Insomnia is one of the main symptoms of RLS as in one study Veldi M et al. reported that 22% medical students having RLS were suffering from insomnia [17, 18]. This percentage corresponded with our study in which there were about 16% of students who reported insomnia along with RLS. It is seen that insomnia has become more common in students of Karachi especially in medical students due to late night studying and stress [43]. Therefore, a proper investigation should be held to find that either it is due to RLS or some other condition because insomnia can have an impact on concentration, mood and academic performance [17].

In the present study 34% students reported leg cramps while literature documents spurious association between RLS and nocturnal leg cramps [44].
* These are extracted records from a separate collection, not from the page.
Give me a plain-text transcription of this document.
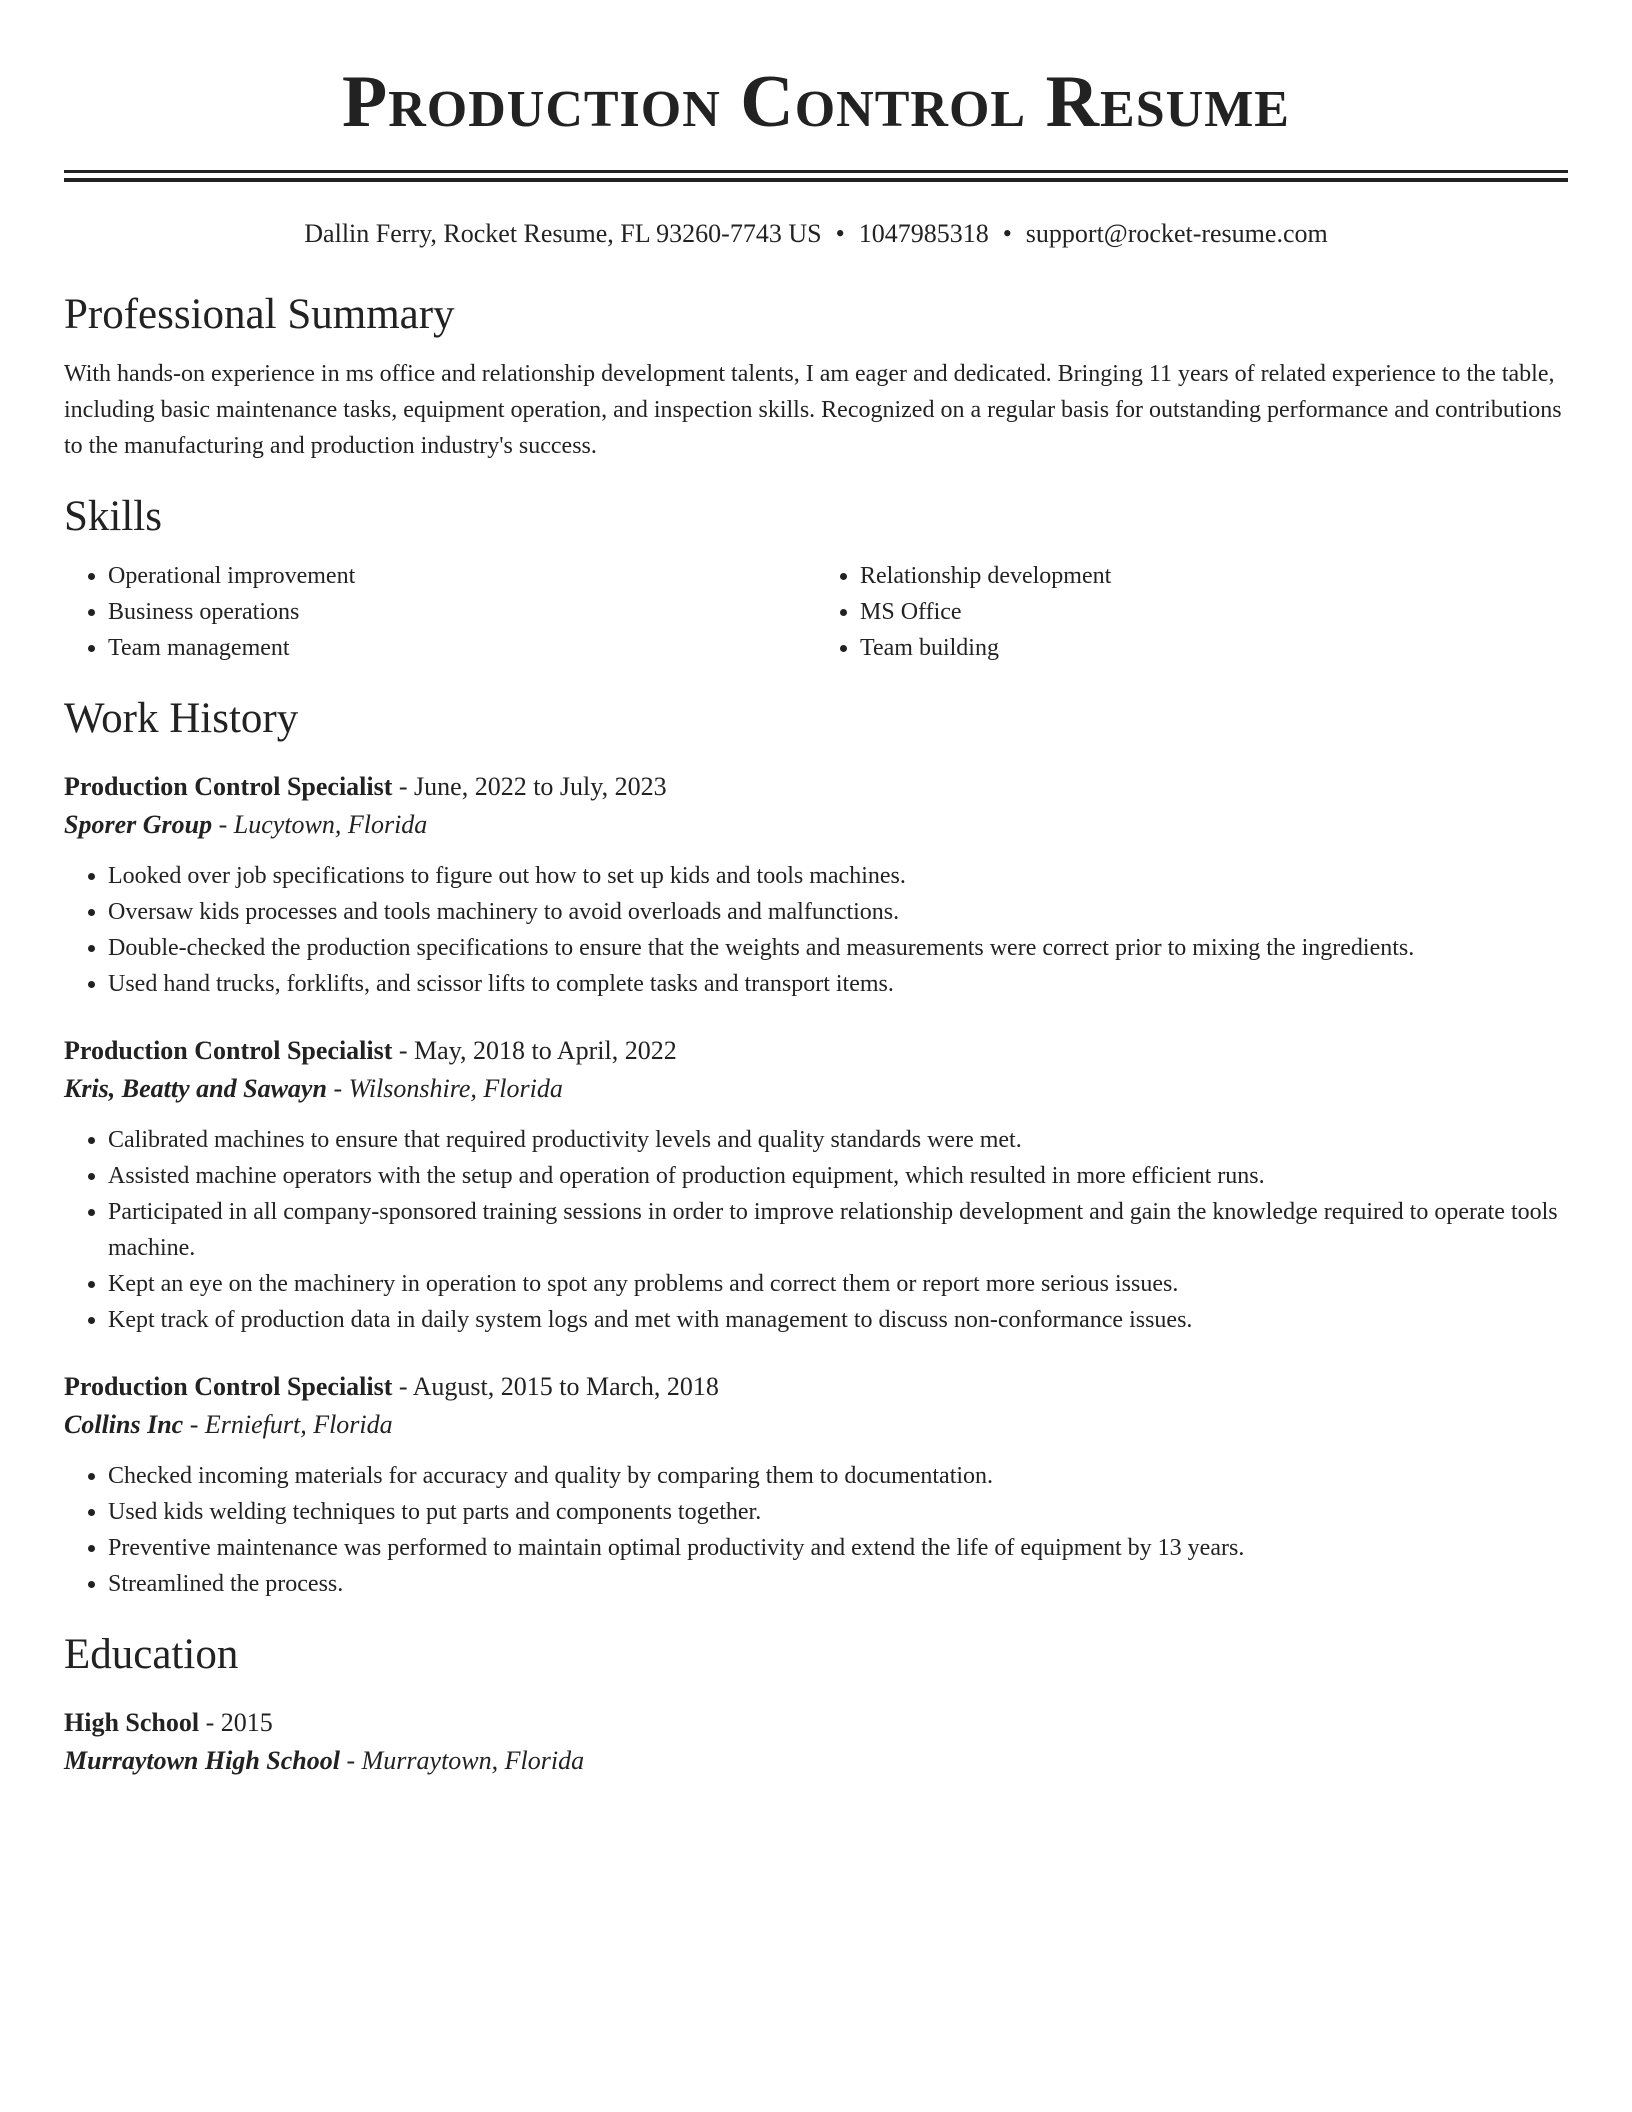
Production Control Resume
Dallin Ferry, Rocket Resume, FL 93260-7743 US • 1047985318 • support@rocket-resume.com
Professional Summary

With hands-on experience in ms office and relationship development talents, I am eager and dedicated. Bringing 11 years of related experience to the table, including basic maintenance tasks, equipment operation, and inspection skills. Recognized on a regular basis for outstanding performance and contributions to the manufacturing and production industry's success.

Skills
• Operational improvement
• Business operations
• Team management
• Relationship development
• MS Office
• Team building
Work History
Production Control Specialist - June, 2022 to July, 2023
Sporer Group - Lucytown, Florida
• Looked over job specifications to figure out how to set up kids and tools machines.
• Oversaw kids processes and tools machinery to avoid overloads and malfunctions.
• Double-checked the production specifications to ensure that the weights and measurements were correct prior to mixing the ingredients.
• Used hand trucks, forklifts, and scissor lifts to complete tasks and transport items.
Production Control Specialist - May, 2018 to April, 2022
Kris, Beatty and Sawayn - Wilsonshire, Florida
• Calibrated machines to ensure that required productivity levels and quality standards were met.
• Assisted machine operators with the setup and operation of production equipment, which resulted in more efficient runs.
• Participated in all company-sponsored training sessions in order to improve relationship development and gain the knowledge required to operate tools machine.
• Kept an eye on the machinery in operation to spot any problems and correct them or report more serious issues.
• Kept track of production data in daily system logs and met with management to discuss non-conformance issues.
Production Control Specialist - August, 2015 to March, 2018
Collins Inc - Erniefurt, Florida
• Checked incoming materials for accuracy and quality by comparing them to documentation.
• Used kids welding techniques to put parts and components together.
• Preventive maintenance was performed to maintain optimal productivity and extend the life of equipment by 13 years.
• Streamlined the process.
Education
High School - 2015
Murraytown High School - Murraytown, Florida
This study has some limitations. Firstly, the sample size was not large enough for the generalization of the result that was found in this study [45], that is why the ratio of RLS is less prevalent in the male student which needs to be addressed in future studies by increasing the sample quota for male students or by doing the research on male students only. In addition, the four minimum IRLSSG criteria were used in this study which could be one of the reasons for high prevalence rate.

CONCLUSION

In conclusion, the prevalence rate of restless leg syndrome was high among the students of medical institutions of Karachi with the predominance of female students. Further studies should be done to find out the actual cause of this high prevalence. More over the awareness program should be conducted on restless leg syndrome among general population of Pakistan so that it could help to prevent the symptoms of restless leg syndrome at earliest.

CONFLICT OF INTEREST

The authors declare no conflict of interest.

ACKNOWLEDGEMENTS

We are very thankful to Mr. Syed Hasan Abbas Rizvi (Principal Liaquat National School of Physiotherapy) for helping us in data collection and providing invaluable guidance throughout this research.